Just how stupid and economically illiterate Indians are, and how wise and benevolent the political class is can best be captured by a single figure, the number 66. A little over 66% of Indians, the latest Census tells us, have access to electricity; a little under 66% (63.2% actually) are able to find enough money to pay for a mobile phone each month—this figure is up from just 9.1% a decade ago; yet 66% of Indians remain so dirt poor, they need to be given 5 kg of wheat and rice each month at hugely subsidised prices of R2 and R3 per kg, respectively. At least that’s what the political class will have us believe—Indians may have become richer, even the bottom half of the rural population may be spending just a third of its food expenditure on cereals and food itself has become a smaller component of total expenditure, but the political class isn’t quite ready to accept India has changed.
But then this is also the political class that will have us believe, through newspaper advertisements, that a scheme like MGNREGA has transformed people’s lives even though it accounts for just 1% of total jobs in the country—indeed, the government advertisements even tell us that MGNREGA has helped release bonded labour from the clutches of evil moneylenders and the like. If labour were truly bonded, it’s difficult to see how 40-45 days of employment in a year with a daily wage of R70-80 can be enough to allow labourers to pay off the debts that, presumably, got them into the bonded position they were in.
But this column is not about running down the political class, it is about helping it out. While there are many reasons apart from the 66% figure one just cited for why the Food Security Bill should be junked—the 40% leakages in the PDS and the inability of Food Corporation of India to reach all over the country are some other good reasons—it’s a good idea to take it as a given. Sonia Gandhi’s NAC has unleashed a monster that will be difficult for anyone to slay now, but let’s keep in mind that the bill for this will have to be paid by the next government. So if either the UPA or the NDA think they have more than even a slight chance of coming to power, they need to start looking at ways to minimise the damage. A special session of Parliament, we’ve been told, will be called to pass the Bill and given how even the post-Modi freshly-rejuvenated BJP continues to think like Sonia Gandhi’s B-team, it’s almost certain to be passed—a press release from the Confederation of All-India Traders last week quotes Modi as having told them that “forward trading in commodity exchanges is detrimental to national economy and I am opposed to it”. It would be instructive to see how the party’s trader base reacts to such economic illiteracy though it shouldn’t be too surprised because the BJP is, in any case, driving traders out in commodities like wheat and rice in states ruled by it by offering large bonuses over what even the central government is offering for public procurement.
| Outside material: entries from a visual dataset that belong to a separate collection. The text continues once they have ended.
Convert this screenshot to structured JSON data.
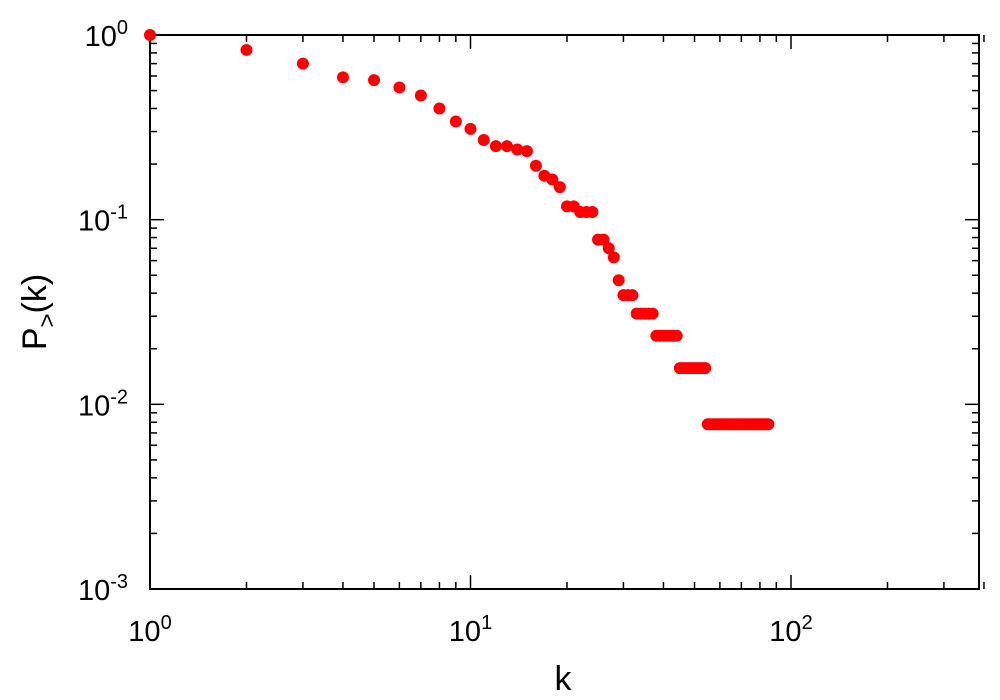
{
  "chart_data": {
    "type": "scatter",
    "title": "",
    "xlabel": "k",
    "ylabel": {
      "main": "P",
      "subscript": ">",
      "suffix": "(k)"
    },
    "x_scale": "log",
    "y_scale": "log",
    "xlim": [
      1,
      400
    ],
    "ylim": [
      0.001,
      1
    ],
    "grid": false,
    "legend": "none",
    "marker_color": "#ff0000",
    "x_ticks": [
      {
        "value": 1,
        "base": "10",
        "exp": "0"
      },
      {
        "value": 10,
        "base": "10",
        "exp": "1"
      },
      {
        "value": 100,
        "base": "10",
        "exp": "2"
      }
    ],
    "y_ticks": [
      {
        "value": 1,
        "base": "10",
        "exp": "0"
      },
      {
        "value": 0.1,
        "base": "10",
        "exp": "-1"
      },
      {
        "value": 0.01,
        "base": "10",
        "exp": "-2"
      },
      {
        "value": 0.001,
        "base": "10",
        "exp": "-3"
      }
    ],
    "series": [
      {
        "x": [
          1,
          2,
          3,
          4,
          5,
          6,
          7,
          8,
          9,
          10,
          11,
          12,
          13,
          14,
          15,
          16,
          17,
          18,
          19,
          20,
          21,
          22,
          23,
          24,
          25,
          26,
          27,
          28,
          29,
          30,
          31,
          32,
          33,
          34,
          35,
          36,
          37,
          38,
          39,
          40,
          41,
          42,
          43,
          44,
          45,
          46,
          47,
          48,
          49,
          50,
          51,
          52,
          53,
          54,
          55,
          56,
          57,
          58,
          59,
          60,
          61,
          62,
          63,
          64,
          65,
          66,
          67,
          68,
          69,
          70,
          71,
          72,
          73,
          74,
          75,
          76,
          77,
          78,
          79,
          80,
          81,
          82,
          83,
          84,
          85
        ],
        "y": [
          1.0,
          0.83,
          0.7,
          0.59,
          0.57,
          0.52,
          0.47,
          0.4,
          0.34,
          0.31,
          0.27,
          0.25,
          0.25,
          0.24,
          0.235,
          0.196,
          0.173,
          0.165,
          0.15,
          0.118,
          0.118,
          0.11,
          0.11,
          0.11,
          0.078,
          0.078,
          0.07,
          0.0625,
          0.047,
          0.039,
          0.039,
          0.039,
          0.031,
          0.031,
          0.031,
          0.031,
          0.031,
          0.0235,
          0.0235,
          0.0235,
          0.0235,
          0.0235,
          0.0235,
          0.0235,
          0.0157,
          0.0157,
          0.0157,
          0.0157,
          0.0157,
          0.0157,
          0.0157,
          0.0157,
          0.0157,
          0.0157,
          0.0078,
          0.0078,
          0.0078,
          0.0078,
          0.0078,
          0.0078,
          0.0078,
          0.0078,
          0.0078,
          0.0078,
          0.0078,
          0.0078,
          0.0078,
          0.0078,
          0.0078,
          0.0078,
          0.0078,
          0.0078,
          0.0078,
          0.0078,
          0.0078,
          0.0078,
          0.0078,
          0.0078,
          0.0078,
          0.0078,
          0.0078,
          0.0078,
          0.0078,
          0.0078,
          0.0078
        ]
      }
    ]
  }
}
If the Food Security Bill is a given, how do you reduce its costs? Let’s keep cash transfers out for the moment since this is a red rag to the food activists and, let’s face it, the government hasn’t been able to make cash transfers work either because of incompetence or because the vested interests in the leaky system that disburses goodies worth R2,50,000 crore a year are too strong. A discussion paper, to be uploaded on the Commission for Agricultural Costs and Prices’ website in a day or two, offers some useful suggestions (see graphic).
In a nutshell, it points out that India’s procurement of grain is way too high. While it was around three times what was required by way of buffer stocks earlier, it is way too high even if you go by the needs of the Food Security Bill. Against a comfortable buffer stock of around 45 million tonnes, India’s stocks are likely to be around 82 million tonnes on July 1—this means an additional deadweight loss of R80,000 crore or so. CACP has some suggestions on how to reduce these losses in its discussion paper, and the government would do well to read them. Indeed, in the cereal surplus states and cities with large populations where bank accounts are unlikely to be a problem, direct cash transfers would reduce this deadweight loss hugely.
So here’s the argument: even if you want the Food Security Bill so that the stupid and illiterate Indian can go and spend some more money on buying mobile phones, why not find ways to cut the waste? Why give extra money to FCI to waste or extra grain to the rats to eat since FCI can’t store more than even half its grain in closed areas, why contribute more to Punjab and Haryana’s exchequer since these states coolly levy a 14.5% tax on all procurement in the state? In the case of the NDA, in case it feels it has not already won the 2014 elections and needs the help of the trading class, reducing FCI’s procurement will allow private traders some space to operate. Think about it.